Strategic buyers with strong balance sheets may still find opportunities. Lower competition can create room to acquire companies that strengthen a product pipeline, add manufacturing capacity, expand geographic reach, or bring specialist technologies in-house. In pharma, life sciences, and medtech, acquisitions are often used to reduce development risk, secure technical capability, or enter regulated markets faster than organic growth would allow.

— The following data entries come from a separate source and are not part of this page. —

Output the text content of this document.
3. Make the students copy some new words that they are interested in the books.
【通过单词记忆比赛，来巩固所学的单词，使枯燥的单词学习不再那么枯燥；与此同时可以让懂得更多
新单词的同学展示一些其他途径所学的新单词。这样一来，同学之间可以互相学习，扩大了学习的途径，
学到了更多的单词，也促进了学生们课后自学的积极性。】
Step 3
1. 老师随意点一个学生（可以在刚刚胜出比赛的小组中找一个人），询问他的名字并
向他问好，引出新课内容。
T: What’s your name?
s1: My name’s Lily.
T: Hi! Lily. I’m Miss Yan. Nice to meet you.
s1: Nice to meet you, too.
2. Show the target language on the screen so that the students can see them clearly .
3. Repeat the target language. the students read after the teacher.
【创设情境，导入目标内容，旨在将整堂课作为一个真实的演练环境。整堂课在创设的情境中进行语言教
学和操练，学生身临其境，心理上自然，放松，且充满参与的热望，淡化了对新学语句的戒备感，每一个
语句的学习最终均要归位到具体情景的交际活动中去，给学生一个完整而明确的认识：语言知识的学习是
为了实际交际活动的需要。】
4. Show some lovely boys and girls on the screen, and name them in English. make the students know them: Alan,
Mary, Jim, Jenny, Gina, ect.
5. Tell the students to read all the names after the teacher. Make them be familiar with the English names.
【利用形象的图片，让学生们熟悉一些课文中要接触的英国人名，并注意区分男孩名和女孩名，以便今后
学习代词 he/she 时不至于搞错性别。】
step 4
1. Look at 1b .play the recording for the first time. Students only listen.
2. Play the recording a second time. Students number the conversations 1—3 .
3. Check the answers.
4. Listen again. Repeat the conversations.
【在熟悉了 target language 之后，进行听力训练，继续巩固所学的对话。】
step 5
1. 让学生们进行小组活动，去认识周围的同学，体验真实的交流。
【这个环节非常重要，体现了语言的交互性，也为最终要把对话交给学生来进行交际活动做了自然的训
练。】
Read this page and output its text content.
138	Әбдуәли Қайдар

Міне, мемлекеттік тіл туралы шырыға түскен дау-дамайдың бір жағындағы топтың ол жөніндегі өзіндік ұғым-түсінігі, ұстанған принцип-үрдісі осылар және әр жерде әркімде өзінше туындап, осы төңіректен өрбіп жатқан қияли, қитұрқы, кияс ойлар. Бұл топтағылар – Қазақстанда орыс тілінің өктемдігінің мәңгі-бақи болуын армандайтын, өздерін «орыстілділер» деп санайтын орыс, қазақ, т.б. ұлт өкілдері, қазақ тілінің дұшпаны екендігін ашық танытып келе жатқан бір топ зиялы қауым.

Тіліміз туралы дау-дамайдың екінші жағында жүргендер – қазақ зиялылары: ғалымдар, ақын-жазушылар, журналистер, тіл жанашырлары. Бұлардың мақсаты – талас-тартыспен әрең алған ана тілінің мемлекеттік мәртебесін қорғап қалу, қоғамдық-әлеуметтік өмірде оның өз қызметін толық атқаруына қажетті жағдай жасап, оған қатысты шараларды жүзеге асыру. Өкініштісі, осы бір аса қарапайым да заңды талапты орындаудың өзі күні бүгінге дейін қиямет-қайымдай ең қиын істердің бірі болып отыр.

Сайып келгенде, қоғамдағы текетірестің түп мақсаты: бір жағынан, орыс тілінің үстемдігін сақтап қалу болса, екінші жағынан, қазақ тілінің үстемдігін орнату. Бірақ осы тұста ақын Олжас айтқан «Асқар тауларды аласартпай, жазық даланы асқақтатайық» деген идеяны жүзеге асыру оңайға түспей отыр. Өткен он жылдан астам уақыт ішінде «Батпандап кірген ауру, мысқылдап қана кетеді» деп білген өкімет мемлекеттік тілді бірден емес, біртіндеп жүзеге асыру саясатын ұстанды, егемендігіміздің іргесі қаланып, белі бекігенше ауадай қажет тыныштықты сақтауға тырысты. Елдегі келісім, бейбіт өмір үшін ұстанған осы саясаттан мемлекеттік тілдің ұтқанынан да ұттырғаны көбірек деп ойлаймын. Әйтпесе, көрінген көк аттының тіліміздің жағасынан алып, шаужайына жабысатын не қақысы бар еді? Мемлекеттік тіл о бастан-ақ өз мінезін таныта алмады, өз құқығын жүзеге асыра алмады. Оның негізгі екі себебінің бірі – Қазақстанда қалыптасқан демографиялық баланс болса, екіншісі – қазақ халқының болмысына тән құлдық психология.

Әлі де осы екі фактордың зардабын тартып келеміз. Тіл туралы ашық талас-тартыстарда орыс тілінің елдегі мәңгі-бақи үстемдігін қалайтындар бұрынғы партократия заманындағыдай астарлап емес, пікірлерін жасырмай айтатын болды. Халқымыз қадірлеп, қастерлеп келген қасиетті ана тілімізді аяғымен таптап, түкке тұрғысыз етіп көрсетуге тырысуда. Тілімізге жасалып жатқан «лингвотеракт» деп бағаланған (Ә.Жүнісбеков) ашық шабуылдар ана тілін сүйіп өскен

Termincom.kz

The cross-border figures also show continuing international interest in UK healthcare assets. Domestic operating conditions remain difficult, but the UK’s research base, specialist services, medical technology ecosystem, and life sciences infrastructure still attract buyers. Outbound activity suggests UK companies are also looking for scale, market access, and technology overseas.

The Q1 fall therefore points to a slower and more disciplined market rather than a retreat from healthcare. Demand remains supported by demographics, chronic disease, technology adoption, and pressure to improve productivity across health systems. Companies able to demonstrate earnings quality, regulatory strength, operational control, and credible growth without relying on cheap finance are likely to remain the most resilient targets.